Ssh gives extreme flexibility to automate remote operations on nodes. You will benefit greatly from learning its use. Some examples are given below.

Monitor the usage of all nodes: Helpful scripts (available on the nodes) are rtop, rload and ruse. rtop gives an instant of the command top on each node, rload reports the load averages and ruse the load averages and most important jobs. Each command can take as arguments the name(s) of a host(s) in order to report only on them, e.g.
rload (reports on all nodes)
rtop het3 het15 het4 het6
rload 3 5 7 9 15
ruse 3 het7 het9 15 het14 3
nice your jobs to the required level using the command /usr/bin/nice, e.g.
/usr/bin/nice +20 a.out >& log &
/usr/bin/nice +8 a.out >& log &
Copy files: Use the script rcopy to copy files to the exact same location in the filesystem of all or some of the cluster nodes. Use relative, not absolute links. e.g.:
rcopy file1 dir1 (copies file file1 and directory dir1 on all nodes - but not on the one you are now!)
rcopy -n 2 -n het7 -n 12 file1 file2 (copies files file1,file2 on het2,het7,het12)
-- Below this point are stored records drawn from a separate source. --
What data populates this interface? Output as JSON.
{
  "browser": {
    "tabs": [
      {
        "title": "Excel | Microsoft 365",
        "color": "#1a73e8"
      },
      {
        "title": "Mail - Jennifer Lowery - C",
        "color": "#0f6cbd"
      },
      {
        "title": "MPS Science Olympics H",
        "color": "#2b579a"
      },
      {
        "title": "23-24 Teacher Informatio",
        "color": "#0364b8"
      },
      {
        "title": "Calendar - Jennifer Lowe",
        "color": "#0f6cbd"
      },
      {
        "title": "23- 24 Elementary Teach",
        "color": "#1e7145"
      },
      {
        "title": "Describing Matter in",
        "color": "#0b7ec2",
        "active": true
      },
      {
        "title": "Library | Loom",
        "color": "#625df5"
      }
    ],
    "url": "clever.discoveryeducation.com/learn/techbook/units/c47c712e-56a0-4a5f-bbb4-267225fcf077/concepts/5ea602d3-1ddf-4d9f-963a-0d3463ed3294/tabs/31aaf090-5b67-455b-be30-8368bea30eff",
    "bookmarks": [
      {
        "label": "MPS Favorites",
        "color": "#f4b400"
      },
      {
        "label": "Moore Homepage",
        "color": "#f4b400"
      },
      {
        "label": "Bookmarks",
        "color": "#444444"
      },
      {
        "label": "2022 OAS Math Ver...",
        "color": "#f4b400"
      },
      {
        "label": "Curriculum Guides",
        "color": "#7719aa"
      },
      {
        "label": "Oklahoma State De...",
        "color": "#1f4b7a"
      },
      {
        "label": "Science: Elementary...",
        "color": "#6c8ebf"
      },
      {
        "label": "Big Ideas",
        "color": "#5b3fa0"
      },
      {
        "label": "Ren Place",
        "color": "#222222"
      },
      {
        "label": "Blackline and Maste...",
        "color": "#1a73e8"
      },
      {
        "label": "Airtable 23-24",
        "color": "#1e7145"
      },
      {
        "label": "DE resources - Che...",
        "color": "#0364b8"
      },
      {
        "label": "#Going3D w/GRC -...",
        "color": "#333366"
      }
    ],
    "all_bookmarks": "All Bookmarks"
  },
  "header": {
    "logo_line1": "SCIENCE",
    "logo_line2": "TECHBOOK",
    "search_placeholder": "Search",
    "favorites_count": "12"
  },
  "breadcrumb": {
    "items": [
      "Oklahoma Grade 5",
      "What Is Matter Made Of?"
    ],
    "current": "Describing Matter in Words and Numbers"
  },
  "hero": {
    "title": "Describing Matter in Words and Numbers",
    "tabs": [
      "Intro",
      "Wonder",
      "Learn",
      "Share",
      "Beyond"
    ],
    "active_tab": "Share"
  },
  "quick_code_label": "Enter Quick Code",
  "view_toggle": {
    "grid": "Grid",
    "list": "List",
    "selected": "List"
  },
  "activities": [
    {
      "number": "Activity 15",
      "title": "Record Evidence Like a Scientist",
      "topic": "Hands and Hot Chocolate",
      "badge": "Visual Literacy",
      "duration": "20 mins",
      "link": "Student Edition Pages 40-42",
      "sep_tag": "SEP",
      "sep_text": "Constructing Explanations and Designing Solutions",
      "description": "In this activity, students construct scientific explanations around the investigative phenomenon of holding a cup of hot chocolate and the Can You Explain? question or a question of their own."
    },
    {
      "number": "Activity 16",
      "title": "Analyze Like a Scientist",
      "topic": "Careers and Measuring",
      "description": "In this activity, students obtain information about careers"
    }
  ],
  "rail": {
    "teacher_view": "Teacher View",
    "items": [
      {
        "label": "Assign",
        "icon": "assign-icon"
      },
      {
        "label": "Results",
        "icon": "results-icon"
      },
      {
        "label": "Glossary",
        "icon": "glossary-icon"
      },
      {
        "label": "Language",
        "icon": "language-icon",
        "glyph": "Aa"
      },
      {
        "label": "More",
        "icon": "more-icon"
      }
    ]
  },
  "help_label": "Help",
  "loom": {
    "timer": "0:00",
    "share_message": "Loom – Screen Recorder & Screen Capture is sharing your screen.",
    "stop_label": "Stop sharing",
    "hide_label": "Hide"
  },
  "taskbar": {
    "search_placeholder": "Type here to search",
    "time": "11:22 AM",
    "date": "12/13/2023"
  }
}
Submit Jobs: There are infinite possibilities. One example is the script rexec where I submit a job sign.com passing to it parameters via flags by simply editing the table at the top of the script. A simpler example is rrun where by giving the command:
rrun run.het1 run.het2 run.het3
I submit the jobs run.hetn on hetn
Transfer Data: The GNU utilities tar and find together with scp and/or ssh can do miracles:
scp -r -p het2:data . (brings all directory ~/data and its contents from het2 to the current node)
ssh het2 "tar cfp - data" | tar xfvp - (does the same using the capabilities of tar)
More complicated jobs can be handled by scripts that can keep data directories up to date. An example is the script get-new-data-remote which is used together with the script get-new-data.